Os licores começam a entrar nos hábitos lusos no século XVII e tornam-se uma bebida social, rematando um jantar ou boa companhia nas tertúlias entre amigos. Os primeiros licores consumidos no país chegavam de França.
Volvidos dois séculos, surgem os primeiros registos sobre a produção de licores com carimbo nacional. «Os licores eram de ervas e frutos da região porque se aproveitava o que a terra dava», explica Ana Marques Pereira, autora do livro «Licores de Portugal (1880-1980)».
A obra, em edição de autor, aborda a origem dos licores conventuais, caseiros e comerciais, da ginjinha, de antigas marcas de licores, entre outros temas distribuídos por 300 páginas. «O livro é resultado de uma investigação feita ao longo de três anos», esclarece a autora.
Nesta viagem, Ana Marques Pereira descobriu, por exemplo, que o licor trouxe alguma liberdade às mulheres, tornando-se das primeiras bebidas alcoólicas que as senhoras consumiam. «Por ser uma bebida com pouco álcool, era permitido que as senhoras bebessem porque não ficariam alcoolizadas, o que não era de bom-tom», comenta.
Os rótulos das garrafas de licores revestem-se, também, de curiosidades. Pormenores que a investigadora descobriu e aprofunda no livro. «Enquanto os rótulos dos vinhos, por exemplo, são maioritariamente sóbrios e sérios, os rótulos dos licores de finais do sáculo XIX, princípio do XX, são coloridos, ingénuos, com características de humor», diz Ana Marques Pereira.
O livro «Licores de Portugal (1880-1980)» partiu de um desafio do Centro de Artes Culinárias, em Lisboa, para que Ana Marques Pereira preparasse uma exposição sobre um tema ligado à capital. A ginja, «que é lisboeta», seria a protagonista dessa exposição. «Mas quando comecei a pesquisa, considerei que seria escassa a informação e uma perda de tempo não me debruçar sobre os licores em geral», relembra a autora.
E assim fez. Pesquisou, coleccionou peças relacionadas com o tema e o resultado desse trabalho está no livro, mas também na exposição «O Espírito dos Licores», patente até Fevereiro de 2014, no Centro de Artes Culinárias, localizado no Mercado de Santa Clara, em Lisboa. Um local para ver garrafas, utensílios ligados à produção e consumo dos licores e rótulos.
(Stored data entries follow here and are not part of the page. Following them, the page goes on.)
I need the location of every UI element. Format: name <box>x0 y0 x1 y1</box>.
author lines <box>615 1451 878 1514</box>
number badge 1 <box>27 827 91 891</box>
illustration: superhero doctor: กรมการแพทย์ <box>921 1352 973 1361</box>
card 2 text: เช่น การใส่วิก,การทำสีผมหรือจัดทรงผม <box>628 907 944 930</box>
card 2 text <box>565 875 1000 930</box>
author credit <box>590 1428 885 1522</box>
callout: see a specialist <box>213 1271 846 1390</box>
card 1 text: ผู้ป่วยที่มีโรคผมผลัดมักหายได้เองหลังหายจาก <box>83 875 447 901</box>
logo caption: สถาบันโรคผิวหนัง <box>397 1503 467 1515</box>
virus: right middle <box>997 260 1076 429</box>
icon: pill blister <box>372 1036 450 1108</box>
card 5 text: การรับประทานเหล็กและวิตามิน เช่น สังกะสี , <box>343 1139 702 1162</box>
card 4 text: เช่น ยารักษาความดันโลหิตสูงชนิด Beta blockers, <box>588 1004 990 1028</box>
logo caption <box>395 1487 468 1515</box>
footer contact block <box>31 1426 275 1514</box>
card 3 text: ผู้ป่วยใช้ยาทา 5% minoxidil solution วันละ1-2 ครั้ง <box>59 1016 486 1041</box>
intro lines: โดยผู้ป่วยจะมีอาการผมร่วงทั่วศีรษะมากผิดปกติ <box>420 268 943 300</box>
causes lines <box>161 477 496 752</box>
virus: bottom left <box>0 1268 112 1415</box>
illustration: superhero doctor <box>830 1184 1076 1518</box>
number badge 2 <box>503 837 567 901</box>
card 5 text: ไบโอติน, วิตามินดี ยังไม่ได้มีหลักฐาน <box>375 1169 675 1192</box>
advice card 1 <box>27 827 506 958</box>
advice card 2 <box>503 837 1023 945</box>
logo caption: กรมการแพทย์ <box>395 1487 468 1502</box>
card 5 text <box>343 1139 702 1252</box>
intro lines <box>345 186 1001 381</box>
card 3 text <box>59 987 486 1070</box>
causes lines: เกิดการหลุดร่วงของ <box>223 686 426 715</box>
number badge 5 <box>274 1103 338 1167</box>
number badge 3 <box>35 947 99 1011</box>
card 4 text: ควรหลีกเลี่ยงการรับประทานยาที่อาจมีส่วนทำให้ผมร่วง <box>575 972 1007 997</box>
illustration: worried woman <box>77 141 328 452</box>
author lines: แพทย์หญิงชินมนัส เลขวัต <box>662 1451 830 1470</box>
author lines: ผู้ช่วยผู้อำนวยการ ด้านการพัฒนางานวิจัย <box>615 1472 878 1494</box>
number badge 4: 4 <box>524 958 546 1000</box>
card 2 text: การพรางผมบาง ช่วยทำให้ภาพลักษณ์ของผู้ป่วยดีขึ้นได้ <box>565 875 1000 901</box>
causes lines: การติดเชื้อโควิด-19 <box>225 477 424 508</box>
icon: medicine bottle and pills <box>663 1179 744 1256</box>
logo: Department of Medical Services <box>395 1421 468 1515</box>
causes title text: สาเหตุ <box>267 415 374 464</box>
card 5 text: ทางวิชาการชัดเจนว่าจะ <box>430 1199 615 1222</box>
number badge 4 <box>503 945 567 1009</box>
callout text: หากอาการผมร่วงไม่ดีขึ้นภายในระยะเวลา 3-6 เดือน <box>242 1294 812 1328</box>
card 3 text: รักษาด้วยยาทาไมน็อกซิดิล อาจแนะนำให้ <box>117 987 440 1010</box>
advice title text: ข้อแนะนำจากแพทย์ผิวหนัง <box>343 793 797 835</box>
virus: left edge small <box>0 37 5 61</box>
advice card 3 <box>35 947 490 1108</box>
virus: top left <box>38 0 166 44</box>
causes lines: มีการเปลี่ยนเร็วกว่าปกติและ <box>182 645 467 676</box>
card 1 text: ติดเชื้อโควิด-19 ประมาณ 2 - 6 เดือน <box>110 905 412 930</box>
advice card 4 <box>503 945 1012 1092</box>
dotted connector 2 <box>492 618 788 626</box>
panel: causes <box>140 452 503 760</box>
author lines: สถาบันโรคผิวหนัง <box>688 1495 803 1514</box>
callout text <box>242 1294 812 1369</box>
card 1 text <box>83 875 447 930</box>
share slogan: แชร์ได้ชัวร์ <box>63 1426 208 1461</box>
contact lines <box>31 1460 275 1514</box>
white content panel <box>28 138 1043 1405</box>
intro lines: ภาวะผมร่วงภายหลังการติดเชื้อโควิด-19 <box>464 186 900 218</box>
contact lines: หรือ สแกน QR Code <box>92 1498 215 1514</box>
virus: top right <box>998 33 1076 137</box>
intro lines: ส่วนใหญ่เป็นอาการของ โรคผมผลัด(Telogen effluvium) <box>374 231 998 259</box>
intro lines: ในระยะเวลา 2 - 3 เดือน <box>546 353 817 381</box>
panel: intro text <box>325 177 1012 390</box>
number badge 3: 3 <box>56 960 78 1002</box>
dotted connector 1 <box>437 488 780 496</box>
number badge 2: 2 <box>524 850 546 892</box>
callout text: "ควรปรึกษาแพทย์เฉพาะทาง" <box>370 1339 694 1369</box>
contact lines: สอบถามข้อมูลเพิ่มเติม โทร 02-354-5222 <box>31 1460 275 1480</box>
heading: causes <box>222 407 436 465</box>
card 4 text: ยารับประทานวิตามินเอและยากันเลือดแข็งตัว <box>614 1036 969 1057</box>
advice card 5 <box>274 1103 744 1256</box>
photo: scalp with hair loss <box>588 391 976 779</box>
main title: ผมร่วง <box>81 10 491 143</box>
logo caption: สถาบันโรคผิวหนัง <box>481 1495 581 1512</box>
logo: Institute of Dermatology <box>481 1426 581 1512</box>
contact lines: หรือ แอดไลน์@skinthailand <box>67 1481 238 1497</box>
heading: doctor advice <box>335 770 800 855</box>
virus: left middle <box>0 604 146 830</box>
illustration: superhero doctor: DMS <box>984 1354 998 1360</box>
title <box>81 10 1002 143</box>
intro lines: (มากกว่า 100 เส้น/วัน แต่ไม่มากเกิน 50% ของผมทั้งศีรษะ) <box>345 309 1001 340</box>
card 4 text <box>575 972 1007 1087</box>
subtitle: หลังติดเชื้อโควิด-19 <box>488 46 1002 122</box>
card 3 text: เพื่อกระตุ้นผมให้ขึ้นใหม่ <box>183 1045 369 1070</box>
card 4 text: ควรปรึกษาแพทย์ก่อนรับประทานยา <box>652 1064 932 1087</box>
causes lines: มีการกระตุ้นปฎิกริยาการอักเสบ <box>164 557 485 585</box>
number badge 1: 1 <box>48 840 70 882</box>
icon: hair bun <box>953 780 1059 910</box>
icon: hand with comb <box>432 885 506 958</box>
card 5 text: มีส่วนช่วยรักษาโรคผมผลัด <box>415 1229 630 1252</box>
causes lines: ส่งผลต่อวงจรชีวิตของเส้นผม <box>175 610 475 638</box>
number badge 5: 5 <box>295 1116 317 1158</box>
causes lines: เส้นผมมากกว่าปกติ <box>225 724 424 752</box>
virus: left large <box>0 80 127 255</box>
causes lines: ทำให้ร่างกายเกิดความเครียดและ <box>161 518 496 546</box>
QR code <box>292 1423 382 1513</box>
A ginja lisboeta integrou assim um trabalho mais amplo, mas ficou com um capítulo próprio. «Lisboa estava rodeada de ginjais que se estendiam até Sintra, daí a existência de muitos locais onde a ginja era tradicional. Era o aproveitamento daquilo que a terra dava». Os ginjais foram desaparecendo com a construção, mas restam ainda casas típicas para consumir este licor «típico de Lisboa».
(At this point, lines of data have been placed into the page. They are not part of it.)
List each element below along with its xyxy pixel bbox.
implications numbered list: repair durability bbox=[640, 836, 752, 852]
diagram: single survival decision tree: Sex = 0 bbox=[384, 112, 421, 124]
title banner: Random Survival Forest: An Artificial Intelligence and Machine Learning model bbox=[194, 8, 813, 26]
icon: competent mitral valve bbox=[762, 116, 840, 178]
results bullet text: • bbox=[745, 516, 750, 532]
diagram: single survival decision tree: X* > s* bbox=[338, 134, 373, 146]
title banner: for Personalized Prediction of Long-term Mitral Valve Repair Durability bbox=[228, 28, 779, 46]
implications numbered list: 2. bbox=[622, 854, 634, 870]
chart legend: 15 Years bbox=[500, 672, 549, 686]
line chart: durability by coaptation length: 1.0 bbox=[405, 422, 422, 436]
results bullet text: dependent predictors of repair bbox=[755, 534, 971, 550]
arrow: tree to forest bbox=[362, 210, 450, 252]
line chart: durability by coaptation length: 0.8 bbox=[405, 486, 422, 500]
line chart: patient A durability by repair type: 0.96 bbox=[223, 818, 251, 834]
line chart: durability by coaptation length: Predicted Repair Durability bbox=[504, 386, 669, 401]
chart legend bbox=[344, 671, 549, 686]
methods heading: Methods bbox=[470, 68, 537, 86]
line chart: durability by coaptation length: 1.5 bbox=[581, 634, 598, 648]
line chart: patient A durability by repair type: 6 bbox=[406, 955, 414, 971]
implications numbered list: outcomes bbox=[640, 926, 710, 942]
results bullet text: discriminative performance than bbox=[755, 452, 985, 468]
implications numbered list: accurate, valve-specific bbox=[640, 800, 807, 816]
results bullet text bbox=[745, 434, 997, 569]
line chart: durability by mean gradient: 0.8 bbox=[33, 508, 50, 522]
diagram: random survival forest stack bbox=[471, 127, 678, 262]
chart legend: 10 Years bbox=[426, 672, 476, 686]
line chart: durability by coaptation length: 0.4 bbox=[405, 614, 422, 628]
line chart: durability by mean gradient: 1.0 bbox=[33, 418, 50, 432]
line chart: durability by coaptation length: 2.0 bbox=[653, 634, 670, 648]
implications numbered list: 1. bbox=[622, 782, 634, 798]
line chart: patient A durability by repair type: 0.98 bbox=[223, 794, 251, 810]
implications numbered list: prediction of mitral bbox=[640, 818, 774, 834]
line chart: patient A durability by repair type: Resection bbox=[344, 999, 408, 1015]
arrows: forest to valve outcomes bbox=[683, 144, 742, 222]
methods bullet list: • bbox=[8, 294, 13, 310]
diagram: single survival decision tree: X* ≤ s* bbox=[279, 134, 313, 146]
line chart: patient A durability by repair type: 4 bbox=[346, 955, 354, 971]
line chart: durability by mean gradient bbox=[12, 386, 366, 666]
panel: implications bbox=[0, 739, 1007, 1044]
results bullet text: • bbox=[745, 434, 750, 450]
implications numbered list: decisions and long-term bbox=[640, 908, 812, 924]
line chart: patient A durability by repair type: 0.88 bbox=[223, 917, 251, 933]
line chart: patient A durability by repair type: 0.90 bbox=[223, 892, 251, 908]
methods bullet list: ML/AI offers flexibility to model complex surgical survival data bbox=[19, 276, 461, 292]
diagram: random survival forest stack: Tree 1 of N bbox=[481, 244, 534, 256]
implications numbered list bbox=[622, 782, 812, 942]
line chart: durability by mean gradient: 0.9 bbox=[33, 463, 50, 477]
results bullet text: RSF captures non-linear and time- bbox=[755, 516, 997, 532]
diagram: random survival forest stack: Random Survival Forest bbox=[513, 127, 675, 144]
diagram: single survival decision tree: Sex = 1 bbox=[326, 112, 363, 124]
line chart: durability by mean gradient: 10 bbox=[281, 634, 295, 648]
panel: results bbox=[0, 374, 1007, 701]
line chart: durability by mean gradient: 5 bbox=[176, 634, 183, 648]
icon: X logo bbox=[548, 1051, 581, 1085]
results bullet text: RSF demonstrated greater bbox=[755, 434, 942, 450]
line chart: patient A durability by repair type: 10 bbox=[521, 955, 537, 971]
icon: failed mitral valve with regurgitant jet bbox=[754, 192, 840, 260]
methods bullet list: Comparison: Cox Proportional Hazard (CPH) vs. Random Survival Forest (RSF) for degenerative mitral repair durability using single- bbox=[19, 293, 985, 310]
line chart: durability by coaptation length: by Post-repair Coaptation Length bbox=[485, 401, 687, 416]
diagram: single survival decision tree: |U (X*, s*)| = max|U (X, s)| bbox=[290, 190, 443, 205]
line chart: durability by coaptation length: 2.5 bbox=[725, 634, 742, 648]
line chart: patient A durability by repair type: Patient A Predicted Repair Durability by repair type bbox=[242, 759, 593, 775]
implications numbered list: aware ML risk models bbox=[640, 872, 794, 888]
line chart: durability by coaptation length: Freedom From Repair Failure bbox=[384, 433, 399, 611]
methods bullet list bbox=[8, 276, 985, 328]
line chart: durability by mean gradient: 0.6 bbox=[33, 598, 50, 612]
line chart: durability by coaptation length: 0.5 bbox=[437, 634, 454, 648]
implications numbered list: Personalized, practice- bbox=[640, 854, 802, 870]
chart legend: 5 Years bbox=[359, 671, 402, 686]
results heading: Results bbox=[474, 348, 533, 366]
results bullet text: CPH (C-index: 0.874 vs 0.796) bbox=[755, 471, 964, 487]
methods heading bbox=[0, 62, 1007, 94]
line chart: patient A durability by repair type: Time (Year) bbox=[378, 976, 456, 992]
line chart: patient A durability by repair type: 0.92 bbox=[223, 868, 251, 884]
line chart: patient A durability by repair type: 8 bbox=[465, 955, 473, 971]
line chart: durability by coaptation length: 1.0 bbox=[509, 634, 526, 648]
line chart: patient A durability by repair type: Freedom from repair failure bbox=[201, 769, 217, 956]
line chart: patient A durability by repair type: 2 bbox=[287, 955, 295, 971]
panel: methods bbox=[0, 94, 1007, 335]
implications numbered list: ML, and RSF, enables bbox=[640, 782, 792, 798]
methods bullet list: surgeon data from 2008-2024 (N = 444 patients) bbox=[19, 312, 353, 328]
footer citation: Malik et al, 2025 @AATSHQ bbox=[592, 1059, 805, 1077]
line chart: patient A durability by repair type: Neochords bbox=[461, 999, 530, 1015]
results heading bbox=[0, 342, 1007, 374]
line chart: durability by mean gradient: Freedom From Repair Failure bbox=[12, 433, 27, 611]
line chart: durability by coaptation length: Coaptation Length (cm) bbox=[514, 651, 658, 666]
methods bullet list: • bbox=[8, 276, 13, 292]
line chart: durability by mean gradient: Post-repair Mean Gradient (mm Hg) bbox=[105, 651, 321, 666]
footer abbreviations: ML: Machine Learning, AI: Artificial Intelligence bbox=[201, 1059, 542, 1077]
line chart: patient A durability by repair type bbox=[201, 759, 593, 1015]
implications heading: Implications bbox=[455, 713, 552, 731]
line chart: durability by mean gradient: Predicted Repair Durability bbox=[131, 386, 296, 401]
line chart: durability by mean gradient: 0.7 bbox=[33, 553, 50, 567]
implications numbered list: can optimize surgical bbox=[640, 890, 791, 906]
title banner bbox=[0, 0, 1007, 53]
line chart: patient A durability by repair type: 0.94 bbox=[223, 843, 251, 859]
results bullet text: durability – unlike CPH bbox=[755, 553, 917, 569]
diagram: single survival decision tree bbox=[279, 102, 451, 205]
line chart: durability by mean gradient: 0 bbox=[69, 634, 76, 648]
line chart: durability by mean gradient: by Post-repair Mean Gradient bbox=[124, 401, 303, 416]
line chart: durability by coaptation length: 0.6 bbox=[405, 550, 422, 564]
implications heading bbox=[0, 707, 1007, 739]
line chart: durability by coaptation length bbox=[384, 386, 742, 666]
Ana Marques Pereira encontrou ainda muitas empresas que se dedicam à produção de licores, «mas deparei-me com um sector muito fechado. Tive dificuldade em chegar às pessoas», diz. A autora sugere, por isso, que os produtores se unam «e comuniquem mais uns com os outros para dinamizar o sector. Há muitos países que consomem e imenso os licores e onde poderíamos exportar», afirma.
Médica de profissão, Ana Marques Pereira desde muito cedo se interessa pela cozinha portuguesa, sendo autora de diversos livros como «A Manteiga em Portugal», «Mesa Real, Dinastia de Bragança» e «Cozinhas - Espaço e Arquitectura».